Ein 17-jähriges Schweizer Kindermädchen ist bei einer U-Bahn-Testfahrt am Dienstag in Madrid ums Leben gekommen. Getötet wurde auch der Vater ihrer Au-pair-Familie in der spanischen Hauptstadt. Dieser war Techniker bei der U-Bahn.

Feuerwehrleute im Wrack der U-Bahn in Madrid (Bild: sda)

Ein 17-jähriges Schweizer Kindermädchen ist bei einer U-Bahn-Testfahrt am Dienstag in Madrid ums Leben gekommen. Getötet wurde auch der Vater ihrer Au-pair-Familie in der spanischen Hauptstadt. Dieser war Techniker bei der U-Bahn.

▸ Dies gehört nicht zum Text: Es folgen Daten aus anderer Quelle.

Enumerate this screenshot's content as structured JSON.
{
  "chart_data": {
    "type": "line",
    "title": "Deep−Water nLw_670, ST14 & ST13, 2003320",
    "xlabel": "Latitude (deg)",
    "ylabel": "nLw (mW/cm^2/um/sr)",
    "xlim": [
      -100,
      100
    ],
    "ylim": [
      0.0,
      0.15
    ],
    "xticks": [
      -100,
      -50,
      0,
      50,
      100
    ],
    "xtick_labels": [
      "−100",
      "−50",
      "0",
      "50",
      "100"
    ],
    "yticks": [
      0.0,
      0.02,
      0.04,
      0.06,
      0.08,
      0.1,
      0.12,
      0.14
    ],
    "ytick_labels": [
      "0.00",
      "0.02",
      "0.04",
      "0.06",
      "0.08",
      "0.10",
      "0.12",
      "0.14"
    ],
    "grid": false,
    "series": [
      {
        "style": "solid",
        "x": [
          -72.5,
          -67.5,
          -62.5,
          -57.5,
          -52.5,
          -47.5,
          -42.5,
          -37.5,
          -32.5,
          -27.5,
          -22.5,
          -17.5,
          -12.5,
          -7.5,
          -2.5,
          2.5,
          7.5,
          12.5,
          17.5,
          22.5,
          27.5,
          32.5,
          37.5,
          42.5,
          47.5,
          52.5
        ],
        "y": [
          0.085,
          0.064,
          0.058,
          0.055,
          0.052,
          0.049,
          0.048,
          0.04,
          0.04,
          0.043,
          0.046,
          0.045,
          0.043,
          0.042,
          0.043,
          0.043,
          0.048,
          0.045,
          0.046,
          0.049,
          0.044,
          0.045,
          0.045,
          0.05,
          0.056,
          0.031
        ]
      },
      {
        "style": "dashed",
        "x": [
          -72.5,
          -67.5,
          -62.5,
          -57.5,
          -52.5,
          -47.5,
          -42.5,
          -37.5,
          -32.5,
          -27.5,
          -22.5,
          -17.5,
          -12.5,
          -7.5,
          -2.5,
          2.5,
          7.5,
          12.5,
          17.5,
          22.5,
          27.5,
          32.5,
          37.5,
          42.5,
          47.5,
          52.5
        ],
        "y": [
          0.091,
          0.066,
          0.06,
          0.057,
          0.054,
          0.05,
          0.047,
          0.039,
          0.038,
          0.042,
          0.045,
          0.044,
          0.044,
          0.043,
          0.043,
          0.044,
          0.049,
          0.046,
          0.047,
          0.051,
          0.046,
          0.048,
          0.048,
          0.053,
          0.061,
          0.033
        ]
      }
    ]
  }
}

Das Eidg. Departement für auswärtige Angelegenheiten (EDA) bestätigte am Mittwoch gegenüber der Nachrichtenagentur sda entsprechende Meldungen in der spanischen Zeitung „El País“ und bei „Blick.ch“.

Die Frau und der vierjährige Sohn des Technikers wurden verletzt. Wie die Rettungsdienste am Mittwoch mitteilten, war der Zug am Vorabend in einem U-Bahn-Depot am Rande der spanischen Hauptstadt gegen einen Prellbock geprallt.

Die vier Insassen wurden in der Fahrerkabine eingeklemmt und von der Feuerwehr geborgen. Mitarbeiter der U-Bahn wiesen darauf hin, dass betriebsfremde Personen normalerweise keinen Zugang zu dem Depot hätten und auch bei Testfahrten nicht mitgenommen werden dürften.